5. O povo e as eleições
Para fundamentar a nossa analise acerca da questão eleitoral é preciso que o problema seja analisado partindo da nossa realidade concreta. Como o povo tem reagido as eleições? Essa é uma questão de grande importância para os revolucionários, pois é o terreno sobre o qual vamos atuar com a mobilização, politização e organização a serviço da revolução.
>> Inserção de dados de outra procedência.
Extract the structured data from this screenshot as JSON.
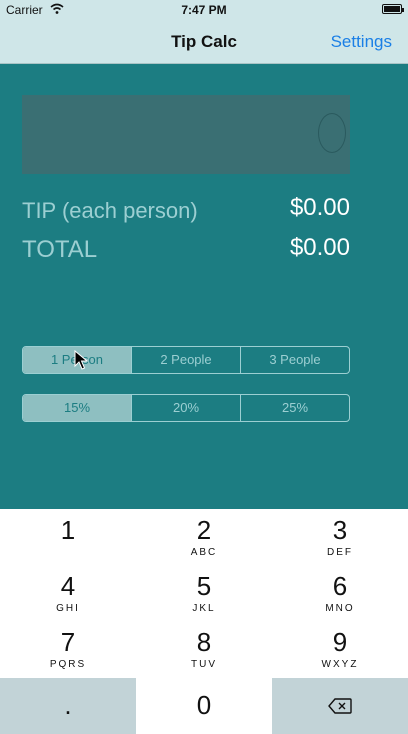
{
  "status": {
    "carrier": "Carrier",
    "time": "7:47 PM"
  },
  "nav": {
    "title": "Tip Calc",
    "settings_label": "Settings"
  },
  "tip_label": "TIP (each person)",
  "tip_value": "$0.00",
  "total_label": "TOTAL",
  "total_value": "$0.00",
  "people": [
    {
      "label": "1 Person",
      "selected": true
    },
    {
      "label": "2 People",
      "selected": false
    },
    {
      "label": "3 People",
      "selected": false
    }
  ],
  "percents": [
    {
      "label": "15%",
      "selected": true
    },
    {
      "label": "20%",
      "selected": false
    },
    {
      "label": "25%",
      "selected": false
    }
  ],
  "keypad": {
    "keys": [
      {
        "digit": "1",
        "letters": ""
      },
      {
        "digit": "2",
        "letters": "ABC"
      },
      {
        "digit": "3",
        "letters": "DEF"
      },
      {
        "digit": "4",
        "letters": "GHI"
      },
      {
        "digit": "5",
        "letters": "JKL"
      },
      {
        "digit": "6",
        "letters": "MNO"
      },
      {
        "digit": "7",
        "letters": "PQRS"
      },
      {
        "digit": "8",
        "letters": "TUV"
      },
      {
        "digit": "9",
        "letters": "WXYZ"
      }
    ],
    "dot": ".",
    "zero": "0"
  },
  "colors": {
    "background": "#1c7d82",
    "navbar": "#cfe6e8",
    "accent": "#1a7fe6",
    "muted_label": "#9ccfd2"
  }
}
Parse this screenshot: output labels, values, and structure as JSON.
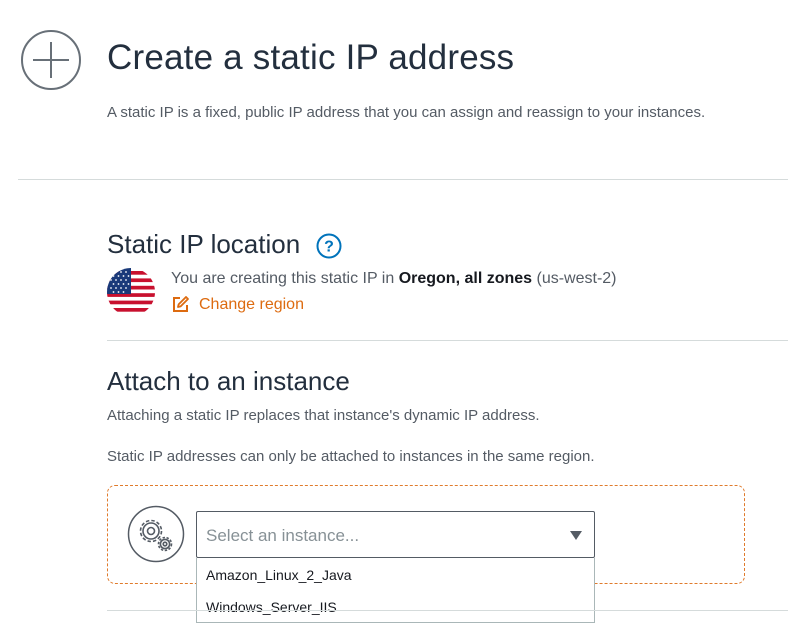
{
  "header": {
    "title": "Create a static IP address",
    "description": "A static IP is a fixed, public IP address that you can assign and reassign to your instances.",
    "icon": "add-circle-icon"
  },
  "location": {
    "title": "Static IP location",
    "help_icon": "help-icon",
    "flag_icon": "us-flag-icon",
    "text_prefix": "You are creating this static IP in ",
    "region_name": "Oregon, all zones",
    "region_code": " (us-west-2)",
    "change_region_label": "Change region",
    "change_region_icon": "edit-icon",
    "accent_color": "#dd6b10"
  },
  "attach": {
    "title": "Attach to an instance",
    "paragraph_1": "Attaching a static IP replaces that instance's dynamic IP address.",
    "paragraph_2": "Static IP addresses can only be attached to instances in the same region.",
    "instance_icon": "gears-icon",
    "select": {
      "placeholder": "Select an instance...",
      "options": [
        "Amazon_Linux_2_Java",
        "Windows_Server_IIS"
      ]
    },
    "box_border_color": "#e07b2c"
  }
}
É uma verdade já conhecida que as democracias liberais estão passando por uma dura crise de legitimidade, os povos de todos o mundo estão rejeitando o engodo imperialista e se levantando em grandes lutas contra o atual estado de miséria e exploração.
Aqui no Brasil não tem sido diferente, a última eleição presidencial serve como exemplo para ilustrar o problema: Somando os votos nulos e brancos com as abstenções, houve um contingente de 42,1 milhões de eleitores que não escolheram nenhum candidato, cerca de um terço do total. Basta ir as ruas e dialogar com as massas mais profundas dessa semicolônia que já é o bastante para constatar a rejeição dos populares pela farsa eleitoral e aos políticos desse velho Estado. O papel dos revolucionários nessas circunstâncias é incentivar o que já está “a meio caminho”, a ruptura com as ilusões democrático-burguesas elevando a consciência das massas e partindo das suas insatisfações imediatas contra toda essa ordem.
O Estado burguês–latifundiário tem passado por um processo de reacionarização como parte da sua resposta à crise, promovendo uma verdadeira guerra civil reacionária no campo (contra os camponeses pobres, indígenas e quilombolas) e nas periferias da cidade (principalmente contra os pobres e negros). Na mesma medida tem crescido a revolta popular, a insatisfação e o desejo de mudança e é sobre essa base que atuamos chamando o boicote a farsa eleitoral e a construção da revolução.
6. O caminho da revolução
Num país semicolonial pela sua condição de dominado pelo imperialismo, onde se desenvolve um capitalismo burocrático tendo como base o latifúndio e as subjacentes relações semifeudais no campo, se confrontam dois caminhos: o caminho democrático revolucionário e o caminho burocrático reacionário.
O caminho burocrático é onde está incluída a farsa eleitoral e todas as soluções burocráticas atadas ao velho Estado representando as posições das classes dominantes para a manutenção da ordem. O caminho democrático revolucionário é o que expressa a revolução democrática agrária e anti-imperialista ininterrupta até o socialismo, é o caminho da Nova Democracia, do poder operário e camponês que avança pela via da violência revolucionaria contra toda velha ordem.
É ao caminho democrático revolucionário que pertence o boicote às eleições, a mobilização contra a farsa eleitoral em prol da construção da via revolucionária. É, portanto, dessa forma que os verdadeiros democratas revolucionários devem participar das eleições: boicotando, chamando o povo a não compactuar com a farsa eleitoral e propagandeando a revolução de Nova Democracia como única via pela qual será possível a dignidade, a igualdade, a paz e a liberdade para todos.
ABAIXO A FARSA ELEITORAL!
NÃO VOTE, LUTE PELA REVOLUÇÃO DE NOVA DEMOCRACIA!